AM Comments 10/04/13

Friday, October 4, 2013, 8:26 am
Submitted by: Dustin Weiner

Good morning!
Showers and thunderstorms are sliding across much of Iowa this morning – some parts of the state are reporting as much as 2” of rain with more coming later on.  This same storm FYI is also expected to give the Black Hills 2’ of snow.  Harvest in the WCB is effectively shut down for a bit.  The extended forecasts do appear warmer and drier which should get it fired back up again, it looks like there no chances of rain until late next week. 

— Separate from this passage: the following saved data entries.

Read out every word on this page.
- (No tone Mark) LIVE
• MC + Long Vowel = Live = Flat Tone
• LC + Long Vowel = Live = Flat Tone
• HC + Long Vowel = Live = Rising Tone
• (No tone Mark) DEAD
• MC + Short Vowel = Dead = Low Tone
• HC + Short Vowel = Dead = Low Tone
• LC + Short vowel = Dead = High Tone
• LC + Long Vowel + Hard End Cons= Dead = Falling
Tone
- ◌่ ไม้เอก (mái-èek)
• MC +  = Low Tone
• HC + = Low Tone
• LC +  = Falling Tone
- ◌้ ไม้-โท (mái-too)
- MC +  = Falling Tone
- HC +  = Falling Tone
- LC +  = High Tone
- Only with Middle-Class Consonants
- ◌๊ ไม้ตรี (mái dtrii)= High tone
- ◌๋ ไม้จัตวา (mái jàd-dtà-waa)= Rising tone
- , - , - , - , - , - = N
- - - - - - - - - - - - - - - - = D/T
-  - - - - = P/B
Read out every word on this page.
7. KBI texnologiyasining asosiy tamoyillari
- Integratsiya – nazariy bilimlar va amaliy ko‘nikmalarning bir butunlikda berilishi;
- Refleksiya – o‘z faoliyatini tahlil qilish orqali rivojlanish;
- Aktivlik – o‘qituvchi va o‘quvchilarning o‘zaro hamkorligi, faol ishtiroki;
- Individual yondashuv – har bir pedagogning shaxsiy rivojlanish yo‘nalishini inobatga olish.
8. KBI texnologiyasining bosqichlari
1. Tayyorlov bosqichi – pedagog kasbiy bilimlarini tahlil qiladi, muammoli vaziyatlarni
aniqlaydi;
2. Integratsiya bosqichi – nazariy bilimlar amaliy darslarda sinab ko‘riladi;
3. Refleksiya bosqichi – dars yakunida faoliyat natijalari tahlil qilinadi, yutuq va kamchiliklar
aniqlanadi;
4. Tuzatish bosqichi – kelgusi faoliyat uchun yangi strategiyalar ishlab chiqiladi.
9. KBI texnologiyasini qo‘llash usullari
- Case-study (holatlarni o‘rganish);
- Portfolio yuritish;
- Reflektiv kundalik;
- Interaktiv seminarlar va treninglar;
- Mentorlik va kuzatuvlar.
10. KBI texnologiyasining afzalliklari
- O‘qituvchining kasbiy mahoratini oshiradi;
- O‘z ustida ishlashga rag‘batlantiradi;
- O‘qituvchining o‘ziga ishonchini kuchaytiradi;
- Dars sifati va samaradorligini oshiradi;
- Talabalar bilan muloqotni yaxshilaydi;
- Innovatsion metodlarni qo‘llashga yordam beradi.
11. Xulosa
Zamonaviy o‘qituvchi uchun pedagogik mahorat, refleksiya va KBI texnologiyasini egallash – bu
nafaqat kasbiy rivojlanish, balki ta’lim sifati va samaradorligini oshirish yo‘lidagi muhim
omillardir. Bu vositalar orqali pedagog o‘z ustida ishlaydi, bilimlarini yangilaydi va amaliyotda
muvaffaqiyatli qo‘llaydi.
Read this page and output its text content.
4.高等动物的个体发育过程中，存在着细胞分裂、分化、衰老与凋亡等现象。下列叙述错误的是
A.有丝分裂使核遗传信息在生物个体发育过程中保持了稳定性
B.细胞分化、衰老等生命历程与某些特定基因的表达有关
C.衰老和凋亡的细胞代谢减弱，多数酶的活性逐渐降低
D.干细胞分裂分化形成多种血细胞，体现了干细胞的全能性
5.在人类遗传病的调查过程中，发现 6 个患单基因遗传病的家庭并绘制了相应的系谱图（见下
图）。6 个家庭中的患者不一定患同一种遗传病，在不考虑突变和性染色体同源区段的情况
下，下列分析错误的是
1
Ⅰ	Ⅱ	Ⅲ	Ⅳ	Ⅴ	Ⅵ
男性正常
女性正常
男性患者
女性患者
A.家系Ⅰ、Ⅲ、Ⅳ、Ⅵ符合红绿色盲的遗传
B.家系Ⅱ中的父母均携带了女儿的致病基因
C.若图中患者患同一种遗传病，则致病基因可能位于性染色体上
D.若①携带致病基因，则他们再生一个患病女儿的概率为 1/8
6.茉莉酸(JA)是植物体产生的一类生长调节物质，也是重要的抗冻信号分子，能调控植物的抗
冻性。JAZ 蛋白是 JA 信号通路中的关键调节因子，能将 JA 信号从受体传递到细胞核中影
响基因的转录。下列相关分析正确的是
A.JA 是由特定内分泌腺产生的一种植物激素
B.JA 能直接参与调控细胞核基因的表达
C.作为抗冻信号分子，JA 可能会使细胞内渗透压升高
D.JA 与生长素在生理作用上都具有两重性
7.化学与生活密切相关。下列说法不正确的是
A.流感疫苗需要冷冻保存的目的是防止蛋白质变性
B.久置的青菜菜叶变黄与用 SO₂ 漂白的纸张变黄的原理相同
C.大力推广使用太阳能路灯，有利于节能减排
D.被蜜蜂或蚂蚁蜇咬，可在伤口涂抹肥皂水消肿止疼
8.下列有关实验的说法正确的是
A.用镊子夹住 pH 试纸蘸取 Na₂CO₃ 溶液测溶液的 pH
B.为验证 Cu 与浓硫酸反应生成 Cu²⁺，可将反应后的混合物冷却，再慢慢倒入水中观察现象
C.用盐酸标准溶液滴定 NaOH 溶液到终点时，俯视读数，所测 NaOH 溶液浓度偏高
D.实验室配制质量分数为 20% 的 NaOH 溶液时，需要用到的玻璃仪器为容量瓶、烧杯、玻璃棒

Overnight the trade was pretty quiet.  The corn market chopped around while the soybean market took a few profits from yesterday and traded lower.  Demand for soybeans remains strong both in domestic crush (margins remain good) and in exports. Later this morning Informa will be out with their estimate of the US ’13 crop sizes which could give the market some input.  The general feeling is that yields are coming in higher than the last USDA report showed – especially in corn.